Tuesday, November 23, 2004

South Africa Sucks


Cape Town - By next year, South Africa will be one of the worst places in which to live. The "in" country will be Ireland.
André Gouws writes this in an internet article on News24 (see below). The information is the result of an authoritative worldwide quality of life survey poll, compiled for 2005 by the Economist.

If you're a South African you'll probably beg to differ. Where would you rather live - Luxembourg or South Africa. Sweden or South Africa? I guess that depends on how many dollars you have in your pocket, perceptions of the impact of crime, HIV and how important the weather is to you.
From the article:
The five best places are Ireland, Switzerland, Luxembourg and Sweden, none of them exactly places that can boast much sunshine.

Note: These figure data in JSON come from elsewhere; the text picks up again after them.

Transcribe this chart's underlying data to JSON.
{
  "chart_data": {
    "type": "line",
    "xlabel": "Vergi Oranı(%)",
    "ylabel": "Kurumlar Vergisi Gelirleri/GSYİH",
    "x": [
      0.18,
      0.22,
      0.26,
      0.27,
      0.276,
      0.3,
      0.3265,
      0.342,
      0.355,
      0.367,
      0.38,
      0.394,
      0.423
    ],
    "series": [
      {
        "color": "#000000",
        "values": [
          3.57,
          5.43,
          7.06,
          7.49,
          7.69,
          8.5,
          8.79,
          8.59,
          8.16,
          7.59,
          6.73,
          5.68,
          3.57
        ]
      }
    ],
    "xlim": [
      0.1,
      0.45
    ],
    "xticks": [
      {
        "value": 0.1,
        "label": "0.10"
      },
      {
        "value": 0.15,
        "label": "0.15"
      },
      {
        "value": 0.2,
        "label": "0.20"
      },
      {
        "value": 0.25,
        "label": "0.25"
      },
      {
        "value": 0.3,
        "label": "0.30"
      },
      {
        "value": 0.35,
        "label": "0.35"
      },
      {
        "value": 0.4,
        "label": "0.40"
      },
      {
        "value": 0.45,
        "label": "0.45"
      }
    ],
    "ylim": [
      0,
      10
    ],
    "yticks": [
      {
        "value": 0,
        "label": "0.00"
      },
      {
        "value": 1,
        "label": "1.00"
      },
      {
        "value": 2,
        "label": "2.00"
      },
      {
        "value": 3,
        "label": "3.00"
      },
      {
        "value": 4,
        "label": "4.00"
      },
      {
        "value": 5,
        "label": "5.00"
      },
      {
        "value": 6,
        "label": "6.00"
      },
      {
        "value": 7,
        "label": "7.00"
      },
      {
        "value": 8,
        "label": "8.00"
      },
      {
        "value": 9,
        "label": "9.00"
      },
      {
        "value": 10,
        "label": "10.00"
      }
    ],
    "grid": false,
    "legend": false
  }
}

Even Iceland is high up on the list, in seventh place, with Australia sixth.

According to the Economist it has long been accepted that material prosperity by itself is not enough by which to measure quality of life.


Australia sounds like the one sensible iota of information in that report. Even Bob Mugabe will probably disagree that Zimbabwe is the absolute worst place in the world to live, and I'd have to agree. So why did South Africa get such a bad rap?
Because HIV is so prevalent, chopping down our average life expectancy. So maybe, and this is a wild guess, maybe if you don't have HIV life in South Africa doesn't suck so much. What do you think? I'll be finding out very soon.

The magazine also considered looking at issues like health, freedom, unemployment, climate, political stability, gender equality, family and community life. Ireland was the winner because it successfully combined things like wealth and freedom with old-fashioned values like close family life, reported the magazine.

America ranked 13th, Canada 14th and New Zealand 15th. Israel, despite its security problems, was 38th and Brazil and Argentina 39th and 40th respectively.


I wonder where Korea ranked? I have actually been to Ireland and although it is called the Emerald Isle, and it is green, it is also the cold mouldy place Frank McCourt paints so well in his book "Angela's Ashes".

I'll also pass on Switzerland. I read about Switzerland in Bill Bryson's book Neither Here nor There. I have been to Austria, and it is beautiful in a Heidi and Clara sort of way, but not as a permanent hideout. Mrs Rottenmeijer is, according to Bryson, still alive and well in Switzerland, and the chocolates and watches are not the only things incredibly overpriced. Getting citizenship, if you really want to go, is supposed to be just about impossible if you weren't born there.

Three places I would consider, even just as destinations worth squizzing through, are Australia (but of course) abba...and, I mean and Sweden. Dirk Schneider, a school friend of mine, recently worked there.
The third one is Iceland. The mixture of steaming black volcanic rock, glaciers, platinum blonde girls with baby blue eyes, eternal sunshine (in summer) and the sheer eccentricity of being so far flung are just some of the things that really get me juiced.

As long as the perception exists abroad that South Africa sucks, my chances improve of getting a house for less than $1 million, and ahead of some speculator from the States or the UK. As it is the property market is booming, and it sucks with respect to house prices that have shot up since I've moved into position to buy one. I'd better buy a house before South Africa sucks even more.